Por otra parte, Brasil es uno de los países en donde se encuentran algunas de las ciudades más verdes de América Latina. Sin embargo, una de las que destaca es Sao Paulo. El medio brasileño Exame explica que “el alcalde João Doria (PSDB) ya prometió en más de una ocasión que en 2020, al final de su gestión, Sao Paulo habrá ganado un millón de árboles. El plan de metas, sin embargo, define el plantío de 200 mil. El secretario del Verde, Gilberto Natalini, explica que esa meta es de plantación propia del ayuntamiento, pero que se están buscando alianzas con la iniciativa privada para ampliar la entrega. Según él, sólo este año ya se han plantado 55 mil mudas y al menos una empresa ya se ha dispuesto a plantar otros 400.000 árboles”.

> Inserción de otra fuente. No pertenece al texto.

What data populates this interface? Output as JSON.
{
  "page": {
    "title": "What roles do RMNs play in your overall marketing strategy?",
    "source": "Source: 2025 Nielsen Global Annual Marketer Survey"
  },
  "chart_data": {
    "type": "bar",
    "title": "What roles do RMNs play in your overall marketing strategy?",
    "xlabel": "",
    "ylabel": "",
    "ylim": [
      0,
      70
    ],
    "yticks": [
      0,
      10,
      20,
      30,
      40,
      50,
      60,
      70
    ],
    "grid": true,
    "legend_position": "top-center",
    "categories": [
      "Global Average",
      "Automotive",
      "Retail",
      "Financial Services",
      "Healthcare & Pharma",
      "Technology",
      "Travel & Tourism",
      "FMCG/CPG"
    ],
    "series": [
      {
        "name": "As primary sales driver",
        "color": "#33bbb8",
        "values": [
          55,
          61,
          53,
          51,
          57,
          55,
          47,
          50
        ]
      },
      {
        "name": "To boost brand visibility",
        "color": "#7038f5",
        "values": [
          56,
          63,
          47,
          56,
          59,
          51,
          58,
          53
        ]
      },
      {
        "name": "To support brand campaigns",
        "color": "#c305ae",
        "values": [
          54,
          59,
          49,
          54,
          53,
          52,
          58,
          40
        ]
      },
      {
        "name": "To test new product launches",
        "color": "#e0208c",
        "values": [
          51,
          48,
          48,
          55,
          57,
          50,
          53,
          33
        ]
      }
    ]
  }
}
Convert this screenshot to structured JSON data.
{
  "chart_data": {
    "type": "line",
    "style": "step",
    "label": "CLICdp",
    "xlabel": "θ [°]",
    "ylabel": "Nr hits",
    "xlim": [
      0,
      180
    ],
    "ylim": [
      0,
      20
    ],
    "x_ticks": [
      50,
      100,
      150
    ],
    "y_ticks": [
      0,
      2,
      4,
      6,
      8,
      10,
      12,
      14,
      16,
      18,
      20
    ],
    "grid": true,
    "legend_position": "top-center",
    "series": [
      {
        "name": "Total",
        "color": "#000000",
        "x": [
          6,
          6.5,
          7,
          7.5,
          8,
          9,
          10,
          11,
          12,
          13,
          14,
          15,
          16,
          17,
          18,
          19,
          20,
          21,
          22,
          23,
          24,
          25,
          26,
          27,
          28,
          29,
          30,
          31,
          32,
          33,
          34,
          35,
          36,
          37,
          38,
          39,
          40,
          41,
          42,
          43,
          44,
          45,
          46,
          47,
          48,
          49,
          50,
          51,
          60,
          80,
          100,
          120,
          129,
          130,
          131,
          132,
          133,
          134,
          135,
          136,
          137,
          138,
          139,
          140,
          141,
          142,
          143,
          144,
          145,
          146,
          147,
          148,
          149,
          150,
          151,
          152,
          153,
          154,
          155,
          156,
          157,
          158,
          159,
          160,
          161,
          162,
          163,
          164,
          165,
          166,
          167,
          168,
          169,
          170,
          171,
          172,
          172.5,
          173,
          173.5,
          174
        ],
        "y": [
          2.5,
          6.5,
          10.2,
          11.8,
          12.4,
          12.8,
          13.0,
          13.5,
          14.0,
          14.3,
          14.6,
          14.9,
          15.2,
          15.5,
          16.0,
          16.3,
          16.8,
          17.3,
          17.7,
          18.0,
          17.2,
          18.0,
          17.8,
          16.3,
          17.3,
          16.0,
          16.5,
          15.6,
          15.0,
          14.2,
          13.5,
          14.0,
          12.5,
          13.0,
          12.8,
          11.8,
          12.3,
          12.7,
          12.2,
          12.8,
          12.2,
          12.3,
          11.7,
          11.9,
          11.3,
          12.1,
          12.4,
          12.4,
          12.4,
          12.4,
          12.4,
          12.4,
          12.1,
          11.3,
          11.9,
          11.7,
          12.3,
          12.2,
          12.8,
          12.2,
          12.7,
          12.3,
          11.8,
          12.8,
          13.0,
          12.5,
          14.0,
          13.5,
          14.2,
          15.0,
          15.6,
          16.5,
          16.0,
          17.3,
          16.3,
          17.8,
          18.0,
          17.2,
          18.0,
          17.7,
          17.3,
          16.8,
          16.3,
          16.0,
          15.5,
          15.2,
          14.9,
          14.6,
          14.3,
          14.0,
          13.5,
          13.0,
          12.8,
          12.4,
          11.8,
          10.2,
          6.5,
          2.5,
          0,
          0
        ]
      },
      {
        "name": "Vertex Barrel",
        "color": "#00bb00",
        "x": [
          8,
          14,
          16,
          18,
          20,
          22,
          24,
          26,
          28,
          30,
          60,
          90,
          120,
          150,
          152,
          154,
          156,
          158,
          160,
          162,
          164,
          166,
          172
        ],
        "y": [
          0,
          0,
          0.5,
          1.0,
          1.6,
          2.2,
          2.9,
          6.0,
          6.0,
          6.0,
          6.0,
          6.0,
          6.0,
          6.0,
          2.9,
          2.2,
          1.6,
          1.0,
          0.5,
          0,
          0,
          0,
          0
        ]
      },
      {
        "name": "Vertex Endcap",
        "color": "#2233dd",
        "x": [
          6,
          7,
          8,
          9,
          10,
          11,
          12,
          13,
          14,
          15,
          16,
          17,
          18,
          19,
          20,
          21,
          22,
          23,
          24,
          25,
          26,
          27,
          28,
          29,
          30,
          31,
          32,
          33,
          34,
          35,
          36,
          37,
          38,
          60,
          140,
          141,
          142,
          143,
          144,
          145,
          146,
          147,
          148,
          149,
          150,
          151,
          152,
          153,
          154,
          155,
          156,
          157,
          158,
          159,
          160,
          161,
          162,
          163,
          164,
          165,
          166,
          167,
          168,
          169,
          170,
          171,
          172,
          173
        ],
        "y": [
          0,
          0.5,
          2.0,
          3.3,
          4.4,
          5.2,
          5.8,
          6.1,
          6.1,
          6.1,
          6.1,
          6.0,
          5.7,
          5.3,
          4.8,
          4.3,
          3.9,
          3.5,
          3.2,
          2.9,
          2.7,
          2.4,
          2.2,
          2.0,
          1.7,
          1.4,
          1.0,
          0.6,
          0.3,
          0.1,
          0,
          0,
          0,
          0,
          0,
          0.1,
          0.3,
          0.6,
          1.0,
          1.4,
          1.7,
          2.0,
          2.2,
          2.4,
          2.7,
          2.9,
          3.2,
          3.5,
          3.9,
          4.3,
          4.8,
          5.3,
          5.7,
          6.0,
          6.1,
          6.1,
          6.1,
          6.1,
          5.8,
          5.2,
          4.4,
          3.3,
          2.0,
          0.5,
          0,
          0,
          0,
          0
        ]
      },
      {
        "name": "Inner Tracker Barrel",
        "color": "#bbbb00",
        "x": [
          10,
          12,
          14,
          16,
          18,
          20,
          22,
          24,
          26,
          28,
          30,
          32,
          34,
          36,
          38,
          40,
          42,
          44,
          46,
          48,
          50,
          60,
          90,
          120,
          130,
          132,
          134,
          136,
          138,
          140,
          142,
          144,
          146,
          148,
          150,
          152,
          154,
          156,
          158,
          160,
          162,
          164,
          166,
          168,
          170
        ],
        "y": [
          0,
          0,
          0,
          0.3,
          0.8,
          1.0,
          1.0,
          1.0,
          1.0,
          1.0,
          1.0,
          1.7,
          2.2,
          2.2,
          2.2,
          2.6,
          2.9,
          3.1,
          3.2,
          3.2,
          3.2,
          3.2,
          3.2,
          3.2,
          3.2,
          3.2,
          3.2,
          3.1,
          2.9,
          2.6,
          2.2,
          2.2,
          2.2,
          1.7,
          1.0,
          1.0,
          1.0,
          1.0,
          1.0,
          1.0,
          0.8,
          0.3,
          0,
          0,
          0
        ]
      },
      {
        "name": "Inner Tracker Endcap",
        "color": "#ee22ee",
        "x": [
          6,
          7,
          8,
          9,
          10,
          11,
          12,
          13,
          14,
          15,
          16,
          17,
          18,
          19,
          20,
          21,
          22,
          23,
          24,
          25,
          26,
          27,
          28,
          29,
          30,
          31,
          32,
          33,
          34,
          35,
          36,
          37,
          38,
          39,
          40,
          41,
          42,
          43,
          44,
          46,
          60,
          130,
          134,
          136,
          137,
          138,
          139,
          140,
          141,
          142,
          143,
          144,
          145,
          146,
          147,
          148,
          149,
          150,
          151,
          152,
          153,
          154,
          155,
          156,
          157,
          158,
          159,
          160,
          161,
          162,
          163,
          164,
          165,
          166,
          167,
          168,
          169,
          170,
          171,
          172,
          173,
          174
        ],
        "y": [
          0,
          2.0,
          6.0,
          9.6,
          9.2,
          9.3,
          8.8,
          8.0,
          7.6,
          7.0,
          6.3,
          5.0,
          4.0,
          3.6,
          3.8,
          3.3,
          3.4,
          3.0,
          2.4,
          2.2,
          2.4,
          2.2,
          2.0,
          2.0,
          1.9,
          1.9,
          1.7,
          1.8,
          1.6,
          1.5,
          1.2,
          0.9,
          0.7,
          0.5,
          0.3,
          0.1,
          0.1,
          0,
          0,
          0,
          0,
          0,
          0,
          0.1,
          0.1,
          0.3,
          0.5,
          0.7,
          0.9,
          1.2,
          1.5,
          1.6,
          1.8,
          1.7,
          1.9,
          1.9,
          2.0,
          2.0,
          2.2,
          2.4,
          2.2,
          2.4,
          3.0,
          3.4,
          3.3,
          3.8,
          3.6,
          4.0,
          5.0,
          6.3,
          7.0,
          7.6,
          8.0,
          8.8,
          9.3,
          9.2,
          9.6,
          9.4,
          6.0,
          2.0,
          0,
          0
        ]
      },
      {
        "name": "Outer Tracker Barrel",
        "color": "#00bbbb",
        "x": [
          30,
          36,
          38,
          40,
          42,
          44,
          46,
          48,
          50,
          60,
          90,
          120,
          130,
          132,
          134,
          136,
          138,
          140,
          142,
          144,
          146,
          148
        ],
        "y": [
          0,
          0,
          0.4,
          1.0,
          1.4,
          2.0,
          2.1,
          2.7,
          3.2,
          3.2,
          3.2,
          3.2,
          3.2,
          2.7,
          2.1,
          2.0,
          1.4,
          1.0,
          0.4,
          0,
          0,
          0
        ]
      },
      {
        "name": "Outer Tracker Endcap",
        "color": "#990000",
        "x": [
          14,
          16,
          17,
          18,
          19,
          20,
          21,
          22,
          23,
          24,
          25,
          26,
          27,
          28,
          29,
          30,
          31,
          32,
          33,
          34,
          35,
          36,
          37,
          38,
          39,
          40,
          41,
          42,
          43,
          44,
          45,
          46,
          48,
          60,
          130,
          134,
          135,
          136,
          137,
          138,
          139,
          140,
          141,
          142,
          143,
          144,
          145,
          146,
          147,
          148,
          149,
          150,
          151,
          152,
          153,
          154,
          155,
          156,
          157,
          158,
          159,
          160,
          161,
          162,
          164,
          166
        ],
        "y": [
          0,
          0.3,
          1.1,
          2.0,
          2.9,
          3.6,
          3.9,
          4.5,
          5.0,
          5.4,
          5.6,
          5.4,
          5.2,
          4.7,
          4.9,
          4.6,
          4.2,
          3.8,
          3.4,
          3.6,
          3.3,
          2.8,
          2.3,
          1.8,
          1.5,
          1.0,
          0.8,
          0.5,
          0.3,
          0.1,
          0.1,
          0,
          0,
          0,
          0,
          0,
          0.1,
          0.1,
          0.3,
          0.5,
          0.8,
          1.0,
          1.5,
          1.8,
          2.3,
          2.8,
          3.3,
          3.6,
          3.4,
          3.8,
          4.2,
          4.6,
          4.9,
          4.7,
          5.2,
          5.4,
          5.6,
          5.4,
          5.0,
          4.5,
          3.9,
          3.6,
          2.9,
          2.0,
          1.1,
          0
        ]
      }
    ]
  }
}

Esto da cuenta no solo de esa necesidad de mejorar las condiciones de una ciudad a la vista de que, como menciona Exame, la arborización ayuda a reducir la contaminación y a humidificar el aire; además de traer beneficios a la salud física y mental mediante la reforestación de estos espacios que han sido transformados por el hombre. "Los estudios en ciudades de Europa y Estados Unidos también apuntaron a una reducción de la depresión, del riesgo de muerte por enfermedades cardiorrespiratorias y a una mejora general del bienestar en quienes viven en zonas urbanas más verdes", explica el medio. Es por eso que, al final el estudio de la Universidad de Pensilvania explica que este tipo de "tratamiento de los ambientes físicos deteriorados puede ser una herramienta importante para que las comunidades traten problemas de salud mental persistentes”.